Universities face intense global competition in the contemporary academic landscape, with institutional rankings increasingly tied to the United Nations’ Sustainable Development Goals (SDGs) as a critical social impact assessment benchmark. These rankings significantly influence crucial institutional parameters such as funding opportunities, international reputation, and student recruitment strategies. The current methodological approach to tracking SDG-related research output relies on traditional keyword-based Boolean search queries applied across academic databases. However, this approach presents substantial limitations, as it frequently allows superficially relevant papers to be categorized as SDG-aligned, despite the lack of meaningful substantive contributions to actual SDG targets.
Existing research has explored various approaches to address the limitations of traditional Boolean search methodologies for identifying SDG-related research. Query expansion techniques utilizing Large Language Models (LLMs) have emerged as a potential solution, attempting to generate semantically relevant terms and broaden search capabilities. Multi-label SDG classification studies have compared different LLMs to improve tagging accuracy and minimize false positives. Retrieval-augmented generation (RAG) frameworks using models like Llama2 and GPT-3.5 have been explored to identify textual passages aligned with specific SDG targets. Despite these advancements, existing methods struggle to distinguish meaningful research contributions from superficial mentions.

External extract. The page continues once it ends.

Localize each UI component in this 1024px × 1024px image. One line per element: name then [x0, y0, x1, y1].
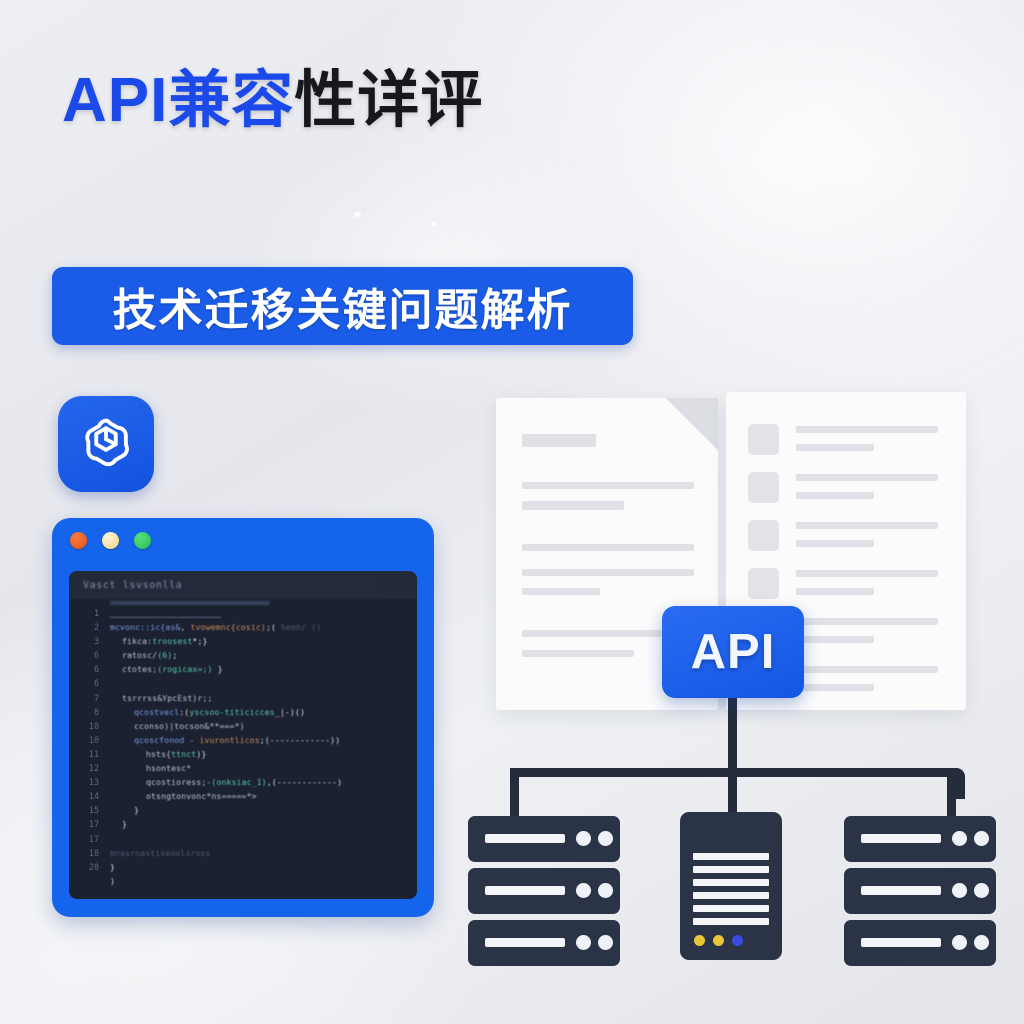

Researchers from the University Libraries at Virginia Tech Blacksburg have proposed an innovative approach to SDG research identification using an AI evaluation agent. This method utilizes LLM specifically designed to distinguish between abstracts that demonstrate genuine contributions to SDG targets and those with merely surface-level mentions of SDG-related terms. The proposed approach utilizes structured guidelines to evaluate research abstracts, focusing on identifying concrete, measurable actions or findings directly aligned with SDG objectives. Using data science and big data text analytics, the researchers aim to process scholarly bibliographic data with a nuanced understanding of language and context.
The research methodology involves a detailed data retrieval and preprocessing approach using Scopus as the primary source. The researchers collected a dataset of 20k journal articles and conference proceeding abstracts for each of the 17 SDGs, utilizing search queries developed by Elsevier’s SDG Research Mapping Initiative. The approach acknowledges the interconnected nature of SDGs, allowing documents with shared keywords to be labeled across multiple goal categories. The evaluation agent has been implemented using three compact LLMs: Microsoft’s Phi-3.5-mini-instruct, Mistral-7B-Instruct-v0.3, and Meta’s Llama-3.2-3B-Instruct. These models are selected for their small memory footprint, local hosting capabilities, and extensive context windows, enabling precise abstract classification through instruction-based prompts.
The research results reveal significant variations in relevance interpretation across different LLMs. For example, Phi-3.5-mini shows a balanced approach, labeling 52% of abstracts as ‘Relevant’ and 48% as ‘Non-Relevant’. In contrast, Mistral-7B shows a more expansive classification, assigning 70% of abstracts to the ‘Relevant’ category, while Llama-3.2 exhibits a highly selective approach, marking only 15% as ‘Relevant’. Moreover, Llama-3.2 demonstrates minimal intersection with other models, indicating stricter filtering criteria. The ‘Non-Relevant’ classifications show higher model alignment, with a substantial proportion of abstracts consistently categorized as non-relevant across all three LLMs.
In conclusion, researchers demonstrate the potential of small, locally hosted LLMs as evaluation agents for enhancing the precision of research contributions classification across Sustainable Development Goal (SDG) targets. By addressing the contextual and semantic limitations inherent in traditional keyword-based methodologies, these models showcase a complex ability to differentiate between genuine research contributions and superficial mentions within extensive bibliographic datasets. Despite the promising results, the researchers acknowledge several important limitations, including potential sensitivities in prompt design that could impact generalizability, using abstracts rather than full-text articles, and the current focus on SDG 1.